Earlier builds shipped a replay recorder. The feature is being retired — the cost of carrying every snapshot for binary back-compat outweighed the value relative to live re-watch (mid-race rewind via the data center).


What sets each weekend apart

Every GP is generated from a circuit profile that controls:

TraitAffects
Total length (target distance)Race lap count
Number of cornersLap time, mistake exposure
Top-speed characterEngine vs. corner-speed payoff
Climate (Dry / Temperate)Tire heat-resistance importance, visual preset (sand / grass)
Pit-lane geometryPit-loss seconds, pit-strategy attractiveness
Track evolution rateHow fast rubber builds — affects out-laps, late-race grip

So Bahrain (dry, long straights) and Monaco-equivalent (twisty, low rubber) play very differently — the same car/driver pair will have wildly different result variance.


Where to go next

You want to…Read
Understand sponsor / supplier moneySponsors · Suppliers
Decode part damage and repairParts, Damage & Wear
Learn driver statsDriver Stats Explained (coming)
Master pit strategyPit Strategy Plans
Read the calendar with intentTrack Traits
Grasp the personality behind each driver/teamDriver Traits · Team Archetypes (coming)
Tune the sim for your tasteSettings → Simulation Sliders

The full table of contents lives on the wiki index.

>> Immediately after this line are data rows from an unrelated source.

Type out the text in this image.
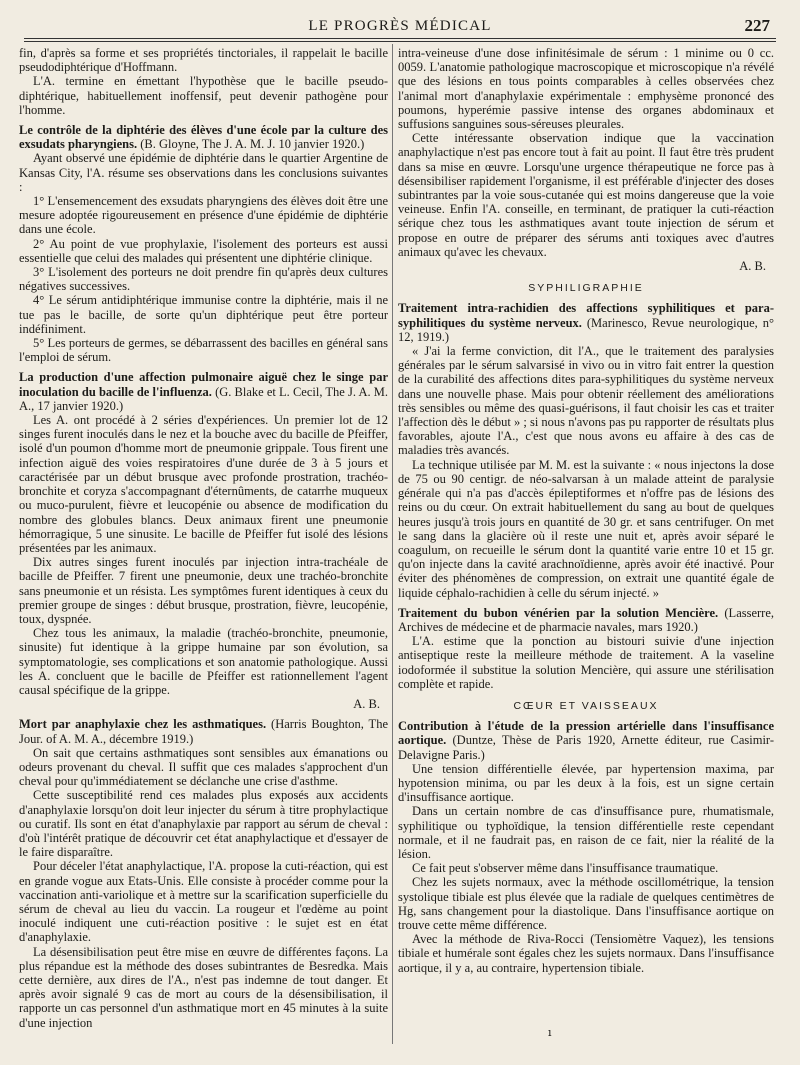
LE PROGRÈS MÉDICAL	227

fin, d'après sa forme et ses propriétés tinctoriales, il rappelait le bacille pseudodiphtérique d'Hoffmann.

L'A. termine en émettant l'hypothèse que le bacille pseudo-diphtérique, habituellement inoffensif, peut devenir pathogène pour l'homme.

Le contrôle de la diphtérie des élèves d'une école par la culture des exsudats pharyngiens. (B. Gloyne, The J. A. M. J. 10 janvier 1920.)

Ayant observé une épidémie de diphtérie dans le quartier Argentine de Kansas City, l'A. résume ses observations dans les conclusions suivantes :

1° L'ensemencement des exsudats pharyngiens des élèves doit être une mesure adoptée rigoureusement en présence d'une épidémie de diphtérie dans une école.

2° Au point de vue prophylaxie, l'isolement des porteurs est aussi essentielle que celui des malades qui présentent une diphtérie clinique.

3° L'isolement des porteurs ne doit prendre fin qu'après deux cultures négatives successives.

4° Le sérum antidiphtérique immunise contre la diphtérie, mais il ne tue pas le bacille, de sorte qu'un diphtérique peut être porteur indéfiniment.

5° Les porteurs de germes, se débarrassent des bacilles en général sans l'emploi de sérum.

La production d'une affection pulmonaire aiguë chez le singe par inoculation du bacille de l'influenza. (G. Blake et L. Cecil, The J. A. M. A., 17 janvier 1920.)

Les A. ont procédé à 2 séries d'expériences. Un premier lot de 12 singes furent inoculés dans le nez et la bouche avec du bacille de Pfeiffer, isolé d'un poumon d'homme mort de pneumonie grippale. Tous firent une infection aiguë des voies respiratoires d'une durée de 3 à 5 jours et caractérisée par un début brusque avec profonde prostration, trachéo-bronchite et coryza s'accompagnant d'éternûments, de catarrhe muqueux ou muco-purulent, fièvre et leucopénie ou absence de modification du nombre des globules blancs. Deux animaux firent une pneumonie hémorragique, 5 une sinusite. Le bacille de Pfeiffer fut isolé des lésions présentées par les animaux.

Dix autres singes furent inoculés par injection intra-trachéale de bacille de Pfeiffer. 7 firent une pneumonie, deux une trachéo-bronchite sans pneumonie et un résista. Les symptômes furent identiques à ceux du premier groupe de singes : début brusque, prostration, fièvre, leucopénie, toux, dyspnée.

Chez tous les animaux, la maladie (trachéo-bronchite, pneumonie, sinusite) fut identique à la grippe humaine par son évolution, sa symptomatologie, ses complications et son anatomie pathologique. Aussi les A. concluent que le bacille de Pfeiffer est rationnellement l'agent causal spécifique de la grippe.

A. B.

Mort par anaphylaxie chez les asthmatiques. (Harris Boughton, The Jour. of A. M. A., décembre 1919.)

On sait que certains asthmatiques sont sensibles aux émanations ou odeurs provenant du cheval. Il suffit que ces malades s'approchent d'un cheval pour qu'immédiatement se déclanche une crise d'asthme.

Cette susceptibilité rend ces malades plus exposés aux accidents d'anaphylaxie lorsqu'on doit leur injecter du sérum à titre prophylactique ou curatif. Ils sont en état d'anaphylaxie par rapport au sérum de cheval : d'où l'intérêt pratique de découvrir cet état anaphylactique et d'essayer de le faire disparaître.

Pour déceler l'état anaphylactique, l'A. propose la cuti-réaction, qui est en grande vogue aux Etats-Unis. Elle consiste à procéder comme pour la vaccination anti-variolique et à mettre sur la scarification superficielle du sérum de cheval au lieu du vaccin. La rougeur et l'œdème au point inoculé indiquent une cuti-réaction positive : le sujet est en état d'anaphylaxie.

La désensibilisation peut être mise en œuvre de différentes façons. La plus répandue est la méthode des doses subintrantes de Besredka. Mais cette dernière, aux dires de l'A., n'est pas indemne de tout danger. Et après avoir signalé 9 cas de mort au cours de la désensibilisation, il rapporte un cas personnel d'un asthmatique mort en 45 minutes à la suite d'une injection

intra-veineuse d'une dose infinitésimale de sérum : 1 minime ou 0 cc. 0059. L'anatomie pathologique macroscopique et microscopique n'a révélé que des lésions en tous points comparables à celles observées chez l'animal mort d'anaphylaxie expérimentale : emphysème prononcé des poumons, hyperémie passive intense des organes abdominaux et suffusions sanguines sous-séreuses pleurales.

Cette intéressante observation indique que la vaccination anaphylactique n'est pas encore tout à fait au point. Il faut être très prudent dans sa mise en œuvre. Lorsqu'une urgence thérapeutique ne force pas à désensibiliser rapidement l'organisme, il est préférable d'injecter des doses subintrantes par la voie sous-cutanée qui est moins dangereuse que la voie veineuse. Enfin l'A. conseille, en terminant, de pratiquer la cuti-réaction sérique chez tous les asthmatiques avant toute injection de sérum et propose en outre de préparer des sérums anti toxiques avec d'autres animaux qu'avec les chevaux.

A. B.

SYPHILIGRAPHIE

Traitement intra-rachidien des affections syphilitiques et para-syphilitiques du système nerveux. (Marinesco, Revue neurologique, n° 12, 1919.)

« J'ai la ferme conviction, dit l'A., que le traitement des paralysies générales par le sérum salvarsisé in vivo ou in vitro fait entrer la question de la curabilité des affections dites para-syphilitiques du système nerveux dans une nouvelle phase. Mais pour obtenir réellement des améliorations très sensibles ou même des quasi-guérisons, il faut choisir les cas et traiter l'affection dès le début » ; si nous n'avons pas pu rapporter de résultats plus favorables, ajoute l'A., c'est que nous avons eu affaire à des cas de maladies très avancés.

La technique utilisée par M. M. est la suivante : « nous injectons la dose de 75 ou 90 centigr. de néo-salvarsan à un malade atteint de paralysie générale qui n'a pas d'accès épileptiformes et n'offre pas de lésions des reins ou du cœur. On extrait habituellement du sang au bout de quelques heures jusqu'à trois jours en quantité de 30 gr. et sans centrifuger. On met le sang dans la glacière où il reste une nuit et, après avoir séparé le coagulum, on recueille le sérum dont la quantité varie entre 10 et 15 gr. qu'on injecte dans la cavité arachnoïdienne, après avoir été inactivé. Pour éviter des phénomènes de compression, on extrait une quantité égale de liquide céphalo-rachidien à celle du sérum injecté. »

Traitement du bubon vénérien par la solution Mencière. (Lasserre, Archives de médecine et de pharmacie navales, mars 1920.)

L'A. estime que la ponction au bistouri suivie d'une injection antiseptique reste la meilleure méthode de traitement. A la vaseline iodoformée il substitue la solution Mencière, qui assure une stérilisation complète et rapide.

CŒUR ET VAISSEAUX

Contribution à l'étude de la pression artérielle dans l'insuffisance aortique. (Duntze, Thèse de Paris 1920, Arnette éditeur, rue Casimir-Delavigne Paris.)

Une tension différentielle élevée, par hypertension maxima, par hypotension minima, ou par les deux à la fois, est un signe certain d'insuffisance aortique.

Dans un certain nombre de cas d'insuffisance pure, rhumatismale, syphilitique ou typhoïdique, la tension différentielle reste cependant normale, et il ne faudrait pas, en raison de ce fait, nier la réalité de la lésion.

Ce fait peut s'observer même dans l'insuffisance traumatique.

Chez les sujets normaux, avec la méthode oscillométrique, la tension systolique tibiale est plus élevée que la radiale de quelques centimètres de Hg, sans changement pour la diastolique. Dans l'insuffisance aortique on trouve cette même différence.

Avec la méthode de Riva-Rocci (Tensiomètre Vaquez), les tensions tibiale et humérale sont égales chez les sujets normaux. Dans l'insuffisance aortique, il y a, au contraire, hypertension tibiale.

ı
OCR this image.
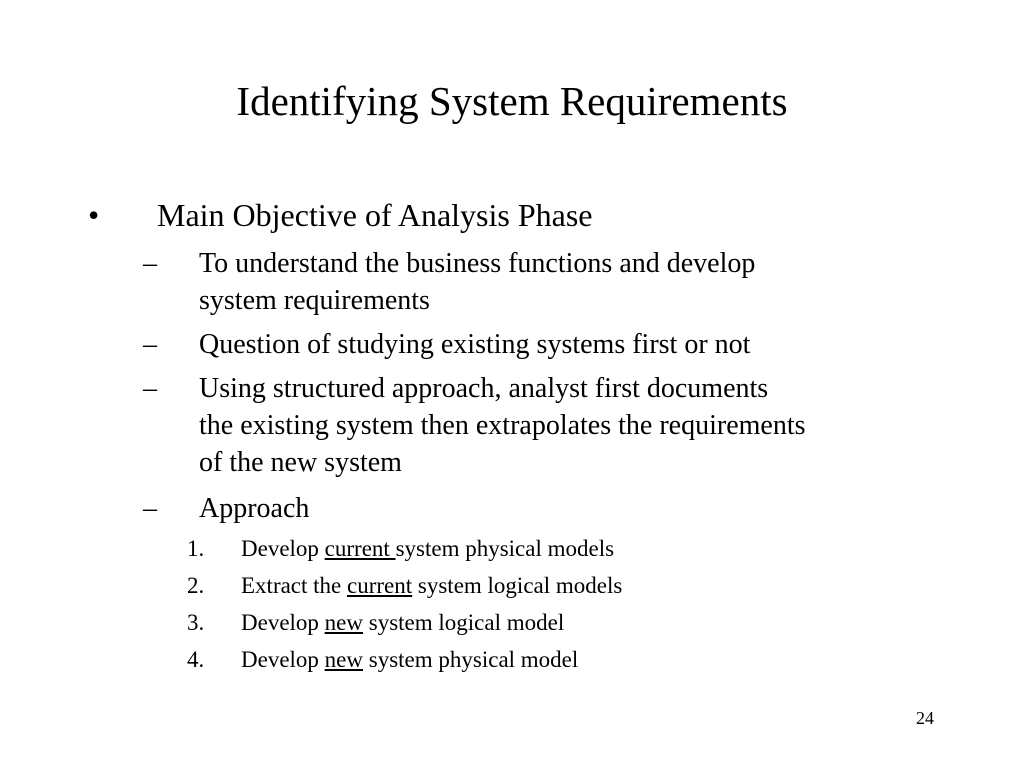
Identifying System Requirements
• Main Objective of Analysis Phase
– To understand the business functions and develop
system requirements
– Question of studying existing systems first or not
– Using structured approach, analyst first documents
the existing system then extrapolates the requirements
of the new system
– Approach
1. Develop current system physical models
2. Extract the current system logical models
3. Develop new system logical model
4. Develop new system physical model
24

Design principles (so you know what to expect)

  • Numbers should mean something: every stat 1–20 (drivers) or 1–10 (suppliers/parts) maps to a real in-race effect.
  • Stats blunt RNG, they don’t replace it: a CON 20 driver still spins occasionally; they just spin half as often as a CON 5 driver under the same pressure.
  • Strategy beats hardware most of the time: a balanced 1-stop with the right pit window can beat a faster 2-stop. The sim rewards thinking.
  • No hand-holding alerts: the game tells you what’s happening (commentary, telemetry, e-mail) but rarely tells you what to do. Your call as principal.
  • Fail-safe save: the career is auto-checkpointed before each phase transition. If a weekend goes wrong you can roll back without losing the season.

Minimum learning path for a new player

  1. Start a Medium-budget Career — read the e-mail, click through every desktop icon once.
  2. Sign 2 sponsors and 3 suppliers (engine + tires + fuel) before the first race.
  3. Run a full weekend at default speed; watch the race; read the debrief carefully.
  4. After the first race, queue up your R&D repairs before designing anything new.
  5. By GP 5 you’ll have a feel for the cadence — that’s when serious strategy choices start paying off.